Expert-in-the-loop ivf clinical document digitization: a docvqa-driven approach

Expert-in-the-Loop IVF Clinical Document Digitization: A DocVQA-Driven Approach

Advisor: Dr. Rintu Kutum

Students: Anurag Moyde

Artificial Intelligence Healthcare

Abstract

This project designs and evaluates an expert-in-the-loop clinical document digitization platform for IVF medical records in the Indian healthcare context. The system integrates Document Visual Question Answering principles with structured annotation workflows to convert heterogeneous, unstructured IVF documents into schema-validated, research-ready datasets while preserving clinical provenance and auditability.

Project Description

In vitro fertilization clinics across India generate large volumes of clinical documentation across treatment cycles, including laboratory reports, ultrasound measurements, hormone assays, embryology records, and stimulation protocols.

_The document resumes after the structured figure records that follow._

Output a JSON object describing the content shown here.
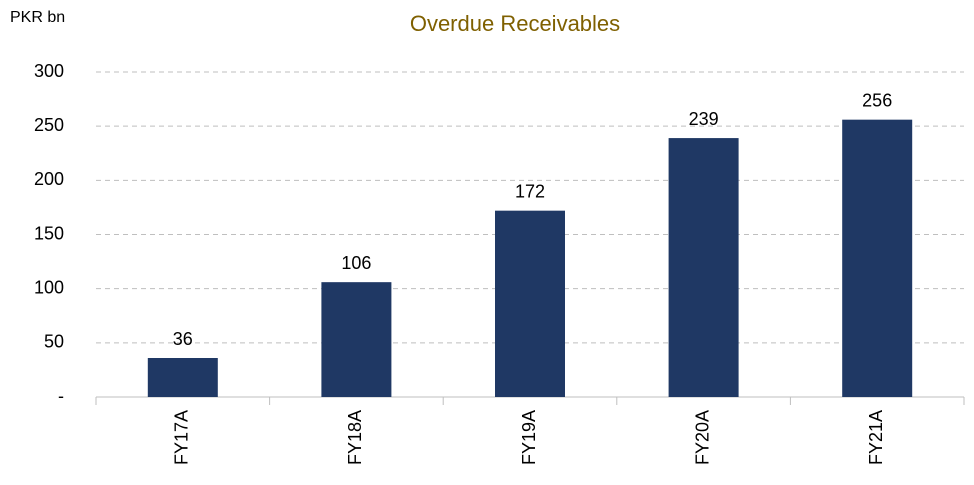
{
  "chart_data": {
    "type": "bar",
    "title": "Overdue Receivables",
    "y_label": "PKR bn",
    "categories": [
      "FY17A",
      "FY18A",
      "FY19A",
      "FY20A",
      "FY21A"
    ],
    "values": [
      36,
      106,
      172,
      239,
      256
    ],
    "color": "#1f3864",
    "ylim": [
      0,
      300
    ],
    "yticks": [
      {
        "value": 0,
        "label": "-"
      },
      50,
      100,
      150,
      200,
      250,
      300
    ],
    "grid": true
  }
}
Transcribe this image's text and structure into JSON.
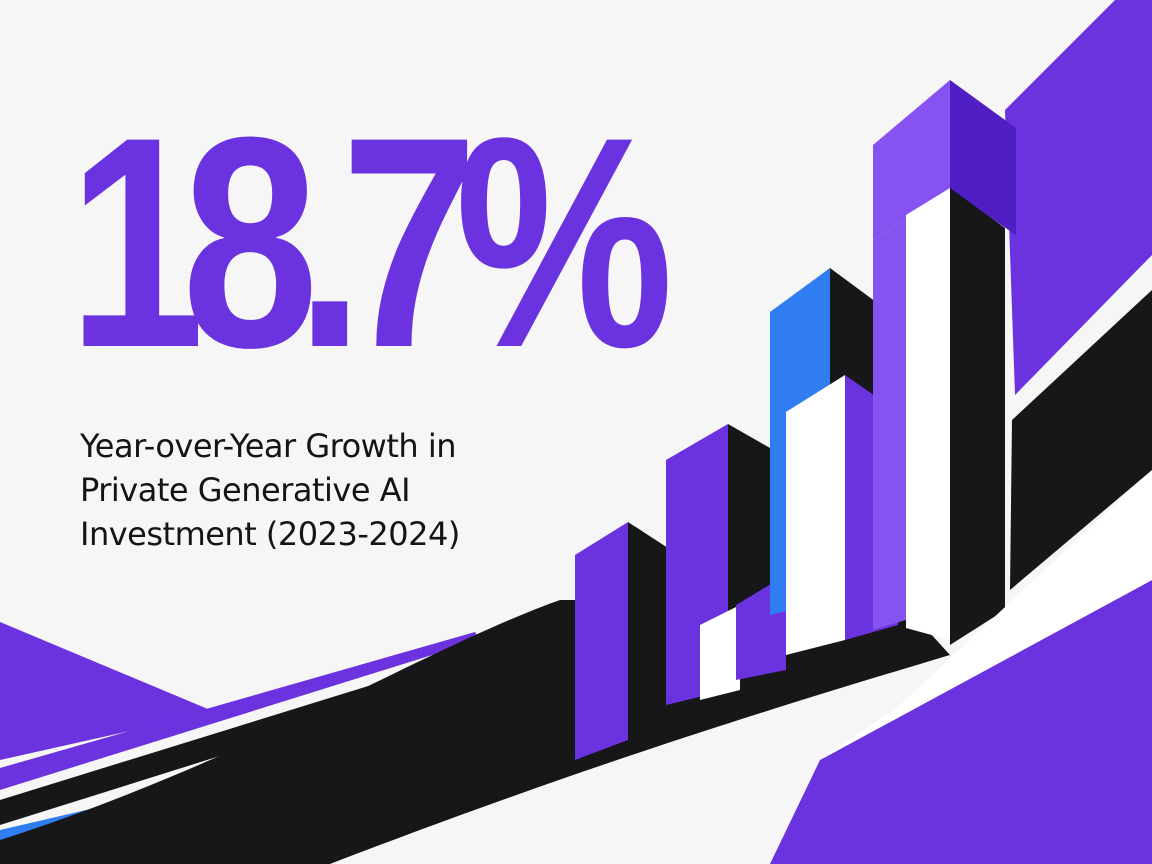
{
  "headline": {
    "value": "18.7%"
  },
  "caption": {
    "lines": [
      "Year-over-Year Growth in",
      "Private Generative AI",
      "Investment (2023-2024)"
    ]
  },
  "palette": {
    "background": "#f6f6f7",
    "purple": "#6b32e0",
    "purple_dark": "#4f1fc4",
    "purple_light": "#8652f0",
    "blue": "#2f7df0",
    "black": "#17171a",
    "white": "#ffffff"
  },
  "graphic": {
    "description_icon": "rising-bar-chart-illustration-icon"
  }
}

Despite their clinical and research value, these records largely remain locked in unstructured formats such as scanned PDFs, printed reports, and handwritten notes. The lack of structured digitization prevents large-scale retrospective analysis, quality monitoring, and the development of AI-driven decision support systems for reproductive medicine.

This capstone project addresses this gap by designing and implementing an expert-in-the-loop clinical document digitization platform tailored specifically for IVF medical records. Rather than relying on fully automated extraction pipelines that risk clinically unsafe errors, the system combines machine-assisted OCR and DocVQA-inspired techniques with structured human verification. Clinical experts interactively review OCR-extracted text overlaid as bounding boxes on document images, correct transcription errors, and map extracted values to IVF-specific clinical fields.

A central contribution of the project is the use of a schema-first approach through LinkML-based clinical data models. All annotations are validated against predefined schemas, ensuring semantic consistency, completeness, and downstream interoperability. Each extracted field retains full provenance information, including page number, bounding box coordinates, and annotator metadata, making the resulting datasets auditable and suitable for clinical research.

The platform follows a modular service-oriented architecture with a React-based frontend for visual annotation and a Flask backend orchestrating OCR extraction, schema validation, and structured export. By reframing digitization from manual data entry to semantic validation, the system reduces expert burden while significantly improving data quality. The project demonstrates how hybrid human-machine workflows can reliably transform legacy IVF documents into FAIR-compliant datasets, laying the foundation for future AI research in IVF outcome prediction, treatment optimization, and personalized reproductive medicine.

Objectives

  • Design a clinically trustworthy digitization workflow for heterogeneous IVF medical documents.
  • Integrate OCR and DocVQA-inspired techniques with expert-in-the-loop verification.
  • Develop a schema-driven annotation framework using LinkML for IVF clinical fields.
  • Ensure complete provenance, auditability, and schema compliance for all extracted data.
  • Enable generation of research-ready structured datasets from legacy clinical records.

Methodology

The system employs a hybrid digitization pipeline combining automated OCR extraction with structured human validation. Uploaded IVF documents are processed into page-level images, from which OCR generates text tokens with spatial bounding boxes. These tokens are rendered in an interactive annotation interface where experts correct errors, assign clinical labels, and validate values in real time.

A LinkML-based schema enforces data types, units, and required fields, providing immediate feedback on missing or inconsistent annotations. All edits are versioned and logged to preserve provenance. Once validated, the curated annotations are exported as schema-compliant JSON or CSV files suitable for downstream analytics and machine learning workflows.

Key Outcomes

  • A working expert-in-the-loop IVF document digitization platform with full-stack implementation.
  • Schema-validated, provenance-rich structured datasets derived from unstructured clinical records.
  • Demonstrated reduction in transcription errors and annotation burden compared to manual workflows.
  • A reusable foundation for building high-quality IVF datasets for future AI and clinical research.